Infrastructure retains its long-term appeal for Macquarie. “The growth of emerging markets and their long-term demand for infrastructure investments means we also see significant long-term structural demand over the next 10-30 years,” says Löwenthal.
Forestry has become even easier for London & Capital’s clients to gain exposure to, via a fund offered by specialist asset manager Gresham House. “This has proved very effective for our clients from an investment and inheritance tax planning perspective,” says Iain Tait, a partner in L&C’s private investment office, noting a long-standing fiscal incentive granted by the UK government that exempts sustainable forests from inheritance tax.
But, as Tangeraas says, “many real asset markets, such as real estate, appear expensive today”, making the more niche, or esoteric, worth exploring. Looking for a conventional real asset class that benefits from growing demographic or secular trends is the approach at Cambridge Associates. That narrows the classes down to senior care homes and student housing, logistics warehousing, and agribusiness to feed urbanising populations.
Waverton’s Mee looks deeper within the conventional classes. “One subset of the property real asset class, where valuations appear particularly appealing, is the UK supermarket sector,” he suggests.
Aviva’s Versey and Macquarie’s Löwenthal take the agribusiness specialism even further. “Land-based fish production,” says Versey, citing the chance to invest in production facilities using water recirculation technology to produce Atlantic salmon in a sustainable manner. “Chicken!” says Löwenthal, noting that the retail price of chicken tends to rise with inflation, or by more since swine fever has hit parts of China.

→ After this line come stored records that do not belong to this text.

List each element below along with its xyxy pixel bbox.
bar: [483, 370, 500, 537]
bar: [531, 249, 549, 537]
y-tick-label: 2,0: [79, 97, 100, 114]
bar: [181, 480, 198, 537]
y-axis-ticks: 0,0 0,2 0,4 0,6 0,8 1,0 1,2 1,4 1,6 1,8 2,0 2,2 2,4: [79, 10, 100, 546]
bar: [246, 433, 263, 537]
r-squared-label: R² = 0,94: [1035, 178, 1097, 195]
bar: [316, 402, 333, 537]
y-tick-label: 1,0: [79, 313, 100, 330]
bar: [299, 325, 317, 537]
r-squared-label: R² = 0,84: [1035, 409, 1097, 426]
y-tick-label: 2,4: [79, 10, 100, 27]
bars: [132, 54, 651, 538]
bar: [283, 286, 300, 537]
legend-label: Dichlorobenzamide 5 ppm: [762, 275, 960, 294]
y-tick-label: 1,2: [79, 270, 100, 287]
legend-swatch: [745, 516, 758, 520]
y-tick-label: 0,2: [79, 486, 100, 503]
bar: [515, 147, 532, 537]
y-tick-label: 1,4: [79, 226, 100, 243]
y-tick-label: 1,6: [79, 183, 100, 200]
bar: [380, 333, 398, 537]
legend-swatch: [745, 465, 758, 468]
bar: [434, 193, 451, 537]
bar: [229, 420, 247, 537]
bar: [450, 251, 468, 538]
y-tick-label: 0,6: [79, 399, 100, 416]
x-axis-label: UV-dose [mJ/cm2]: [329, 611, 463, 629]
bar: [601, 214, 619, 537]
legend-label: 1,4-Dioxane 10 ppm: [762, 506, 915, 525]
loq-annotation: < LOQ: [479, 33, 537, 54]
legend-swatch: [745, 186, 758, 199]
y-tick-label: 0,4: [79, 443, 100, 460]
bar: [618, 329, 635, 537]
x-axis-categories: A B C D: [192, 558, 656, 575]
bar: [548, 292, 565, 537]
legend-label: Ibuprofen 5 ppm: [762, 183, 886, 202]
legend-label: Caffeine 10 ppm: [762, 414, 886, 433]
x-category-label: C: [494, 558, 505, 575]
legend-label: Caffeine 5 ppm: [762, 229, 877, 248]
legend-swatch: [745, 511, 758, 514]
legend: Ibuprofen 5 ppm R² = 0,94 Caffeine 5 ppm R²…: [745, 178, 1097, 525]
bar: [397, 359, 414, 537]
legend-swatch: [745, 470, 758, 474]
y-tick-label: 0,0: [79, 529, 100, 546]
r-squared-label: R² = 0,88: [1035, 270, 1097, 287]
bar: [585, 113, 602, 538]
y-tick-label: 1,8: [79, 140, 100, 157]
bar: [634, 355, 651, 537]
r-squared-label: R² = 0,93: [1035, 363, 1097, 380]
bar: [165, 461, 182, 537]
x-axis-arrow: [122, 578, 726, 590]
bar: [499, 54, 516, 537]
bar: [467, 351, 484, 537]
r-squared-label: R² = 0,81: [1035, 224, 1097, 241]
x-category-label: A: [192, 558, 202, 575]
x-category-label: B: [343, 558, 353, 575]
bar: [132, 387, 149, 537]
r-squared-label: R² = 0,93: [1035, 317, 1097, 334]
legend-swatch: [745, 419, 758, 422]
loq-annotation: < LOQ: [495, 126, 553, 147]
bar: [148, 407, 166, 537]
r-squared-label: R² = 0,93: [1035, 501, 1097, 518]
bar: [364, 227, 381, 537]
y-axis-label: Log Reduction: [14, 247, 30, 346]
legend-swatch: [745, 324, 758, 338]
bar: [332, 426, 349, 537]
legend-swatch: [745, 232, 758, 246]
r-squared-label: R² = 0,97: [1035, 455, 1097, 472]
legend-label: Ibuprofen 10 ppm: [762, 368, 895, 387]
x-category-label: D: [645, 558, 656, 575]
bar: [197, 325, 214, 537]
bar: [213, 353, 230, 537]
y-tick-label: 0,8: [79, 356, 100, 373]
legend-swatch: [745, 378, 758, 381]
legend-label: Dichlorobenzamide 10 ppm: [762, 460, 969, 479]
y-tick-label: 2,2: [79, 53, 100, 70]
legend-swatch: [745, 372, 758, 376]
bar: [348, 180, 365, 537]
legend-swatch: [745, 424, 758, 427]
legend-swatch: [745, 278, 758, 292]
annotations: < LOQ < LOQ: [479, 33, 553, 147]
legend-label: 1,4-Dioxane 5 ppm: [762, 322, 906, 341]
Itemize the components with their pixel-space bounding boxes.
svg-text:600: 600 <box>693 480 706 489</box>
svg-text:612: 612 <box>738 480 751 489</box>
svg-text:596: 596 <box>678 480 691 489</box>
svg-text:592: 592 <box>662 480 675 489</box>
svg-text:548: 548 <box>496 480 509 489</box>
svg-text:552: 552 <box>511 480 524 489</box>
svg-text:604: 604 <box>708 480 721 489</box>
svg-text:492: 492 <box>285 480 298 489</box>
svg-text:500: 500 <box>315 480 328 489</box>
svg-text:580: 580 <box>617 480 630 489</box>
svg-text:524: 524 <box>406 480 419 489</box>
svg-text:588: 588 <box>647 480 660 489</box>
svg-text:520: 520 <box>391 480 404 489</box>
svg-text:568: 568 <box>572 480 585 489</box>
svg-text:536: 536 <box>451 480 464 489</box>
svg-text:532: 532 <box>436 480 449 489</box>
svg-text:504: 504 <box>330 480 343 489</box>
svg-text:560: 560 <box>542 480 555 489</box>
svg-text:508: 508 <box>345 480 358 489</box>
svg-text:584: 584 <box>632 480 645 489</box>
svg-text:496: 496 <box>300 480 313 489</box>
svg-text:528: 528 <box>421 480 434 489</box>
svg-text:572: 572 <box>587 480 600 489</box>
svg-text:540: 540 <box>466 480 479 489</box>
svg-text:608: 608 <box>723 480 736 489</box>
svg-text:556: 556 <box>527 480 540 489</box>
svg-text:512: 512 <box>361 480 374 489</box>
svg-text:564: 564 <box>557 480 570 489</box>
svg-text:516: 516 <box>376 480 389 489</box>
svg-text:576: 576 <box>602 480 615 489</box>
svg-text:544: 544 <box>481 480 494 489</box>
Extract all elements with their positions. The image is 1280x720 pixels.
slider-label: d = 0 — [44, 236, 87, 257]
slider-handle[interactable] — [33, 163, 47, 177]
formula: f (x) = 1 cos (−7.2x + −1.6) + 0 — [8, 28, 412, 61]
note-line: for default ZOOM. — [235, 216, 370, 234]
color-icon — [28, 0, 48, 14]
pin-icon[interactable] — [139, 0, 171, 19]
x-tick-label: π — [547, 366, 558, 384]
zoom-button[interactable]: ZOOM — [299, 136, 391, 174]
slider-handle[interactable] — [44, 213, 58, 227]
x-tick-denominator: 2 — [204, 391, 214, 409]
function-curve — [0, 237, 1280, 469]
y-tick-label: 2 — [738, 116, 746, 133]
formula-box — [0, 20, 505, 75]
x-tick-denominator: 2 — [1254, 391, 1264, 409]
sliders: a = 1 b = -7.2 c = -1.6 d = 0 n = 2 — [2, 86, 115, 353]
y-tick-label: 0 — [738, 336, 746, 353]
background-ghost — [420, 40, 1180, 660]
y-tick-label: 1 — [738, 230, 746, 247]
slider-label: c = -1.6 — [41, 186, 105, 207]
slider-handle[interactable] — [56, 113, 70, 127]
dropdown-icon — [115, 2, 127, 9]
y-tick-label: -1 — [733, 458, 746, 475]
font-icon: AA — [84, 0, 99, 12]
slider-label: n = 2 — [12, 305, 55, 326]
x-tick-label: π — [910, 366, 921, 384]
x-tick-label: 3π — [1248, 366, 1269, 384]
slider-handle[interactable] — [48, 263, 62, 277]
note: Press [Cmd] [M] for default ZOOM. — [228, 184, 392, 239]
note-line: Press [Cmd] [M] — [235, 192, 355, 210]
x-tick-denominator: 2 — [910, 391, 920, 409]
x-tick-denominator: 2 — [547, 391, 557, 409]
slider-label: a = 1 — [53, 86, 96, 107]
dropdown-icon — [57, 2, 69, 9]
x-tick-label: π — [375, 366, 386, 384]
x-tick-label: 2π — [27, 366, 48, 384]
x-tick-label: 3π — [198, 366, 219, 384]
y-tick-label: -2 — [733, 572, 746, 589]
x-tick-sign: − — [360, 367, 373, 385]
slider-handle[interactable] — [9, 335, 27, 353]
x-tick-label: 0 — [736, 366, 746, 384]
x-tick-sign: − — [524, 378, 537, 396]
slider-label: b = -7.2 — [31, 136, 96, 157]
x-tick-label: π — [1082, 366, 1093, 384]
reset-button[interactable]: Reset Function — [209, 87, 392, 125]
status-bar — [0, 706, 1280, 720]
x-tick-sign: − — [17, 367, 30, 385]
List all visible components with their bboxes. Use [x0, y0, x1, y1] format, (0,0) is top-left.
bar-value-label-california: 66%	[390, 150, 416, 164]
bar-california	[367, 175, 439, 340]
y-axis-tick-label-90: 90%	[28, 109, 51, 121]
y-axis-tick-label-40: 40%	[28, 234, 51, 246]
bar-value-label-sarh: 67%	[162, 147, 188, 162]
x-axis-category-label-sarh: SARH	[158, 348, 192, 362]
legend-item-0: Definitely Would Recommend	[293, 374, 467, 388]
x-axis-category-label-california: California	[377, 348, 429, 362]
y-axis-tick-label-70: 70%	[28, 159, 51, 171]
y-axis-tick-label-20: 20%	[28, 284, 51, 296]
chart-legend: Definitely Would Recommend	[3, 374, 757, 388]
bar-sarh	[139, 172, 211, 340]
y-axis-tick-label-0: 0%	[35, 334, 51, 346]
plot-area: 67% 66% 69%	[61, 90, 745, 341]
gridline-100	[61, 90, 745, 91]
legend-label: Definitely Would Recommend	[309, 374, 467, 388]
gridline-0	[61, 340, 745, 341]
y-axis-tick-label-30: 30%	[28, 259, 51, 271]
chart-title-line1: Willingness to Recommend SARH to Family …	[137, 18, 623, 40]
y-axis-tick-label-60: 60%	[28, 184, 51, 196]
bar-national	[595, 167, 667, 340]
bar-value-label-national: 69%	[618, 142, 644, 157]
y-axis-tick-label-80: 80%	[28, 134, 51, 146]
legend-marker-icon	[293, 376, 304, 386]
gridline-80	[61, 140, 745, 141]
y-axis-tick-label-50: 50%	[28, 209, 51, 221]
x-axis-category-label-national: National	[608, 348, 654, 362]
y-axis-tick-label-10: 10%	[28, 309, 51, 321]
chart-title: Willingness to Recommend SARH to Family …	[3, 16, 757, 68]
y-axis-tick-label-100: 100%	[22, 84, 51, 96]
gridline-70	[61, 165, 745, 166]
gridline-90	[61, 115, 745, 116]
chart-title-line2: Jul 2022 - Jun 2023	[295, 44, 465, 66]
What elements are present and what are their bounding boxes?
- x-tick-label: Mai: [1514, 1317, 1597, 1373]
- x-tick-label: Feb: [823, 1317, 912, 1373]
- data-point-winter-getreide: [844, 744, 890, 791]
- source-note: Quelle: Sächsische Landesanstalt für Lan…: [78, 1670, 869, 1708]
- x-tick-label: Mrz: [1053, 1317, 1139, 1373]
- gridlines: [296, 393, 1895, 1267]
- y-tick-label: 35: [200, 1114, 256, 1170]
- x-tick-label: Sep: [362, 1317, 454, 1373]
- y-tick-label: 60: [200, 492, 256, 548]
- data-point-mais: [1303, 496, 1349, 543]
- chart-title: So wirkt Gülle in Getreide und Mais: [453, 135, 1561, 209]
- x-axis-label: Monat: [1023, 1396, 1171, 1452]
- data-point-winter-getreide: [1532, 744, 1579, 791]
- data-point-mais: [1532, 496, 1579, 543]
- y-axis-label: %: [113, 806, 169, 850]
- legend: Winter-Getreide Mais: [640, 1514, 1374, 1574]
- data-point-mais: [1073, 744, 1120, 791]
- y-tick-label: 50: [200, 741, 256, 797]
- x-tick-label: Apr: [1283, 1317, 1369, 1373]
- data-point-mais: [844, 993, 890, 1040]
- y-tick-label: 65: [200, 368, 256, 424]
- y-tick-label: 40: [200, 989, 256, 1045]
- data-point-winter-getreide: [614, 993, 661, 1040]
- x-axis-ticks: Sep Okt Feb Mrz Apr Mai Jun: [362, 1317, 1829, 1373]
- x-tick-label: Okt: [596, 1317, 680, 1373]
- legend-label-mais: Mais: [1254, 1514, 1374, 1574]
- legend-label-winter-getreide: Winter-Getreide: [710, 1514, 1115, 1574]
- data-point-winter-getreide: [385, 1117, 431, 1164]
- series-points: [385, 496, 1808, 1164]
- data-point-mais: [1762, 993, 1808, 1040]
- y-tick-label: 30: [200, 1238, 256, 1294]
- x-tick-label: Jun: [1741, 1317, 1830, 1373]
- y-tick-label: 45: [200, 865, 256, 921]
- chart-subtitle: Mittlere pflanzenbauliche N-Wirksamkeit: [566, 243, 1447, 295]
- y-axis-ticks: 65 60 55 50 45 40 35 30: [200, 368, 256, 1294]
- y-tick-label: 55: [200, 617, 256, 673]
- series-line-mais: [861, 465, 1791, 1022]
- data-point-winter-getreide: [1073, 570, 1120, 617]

Many of these more specialist assets classes may be accessed by private investors via funds, or through private equity groups that allow wealth managers, family offices and institutions to participate with a minimum $10m investment.
But Jim Totty, Earth Capital’s UK managing partner, is one of many looking to change the light bulb altogether. “There is an existential crisis approaching for many of the sectors traditionally relied on to provide yields, such as oil and gas and automobiles. Combustion engine vehicles will come under pressure as electric and hydrogen-fuelled engines undercut them on capex, fuel costs and emissions.
“In contrast, sustainable infrastructure will weather this storm and offer stable yields. Energy efficiency and energy storage are now also establishing themselves as a proven asset class, with investments in efficient lighting for car parks, battery storage, and combined heat and power projects, all now being financed in a listed equity ‘yieldco’ structure.”
Such structures will appeal even as the physical structures evolve, hints Tangeraas. “Today, we hear about hotels in outer space.”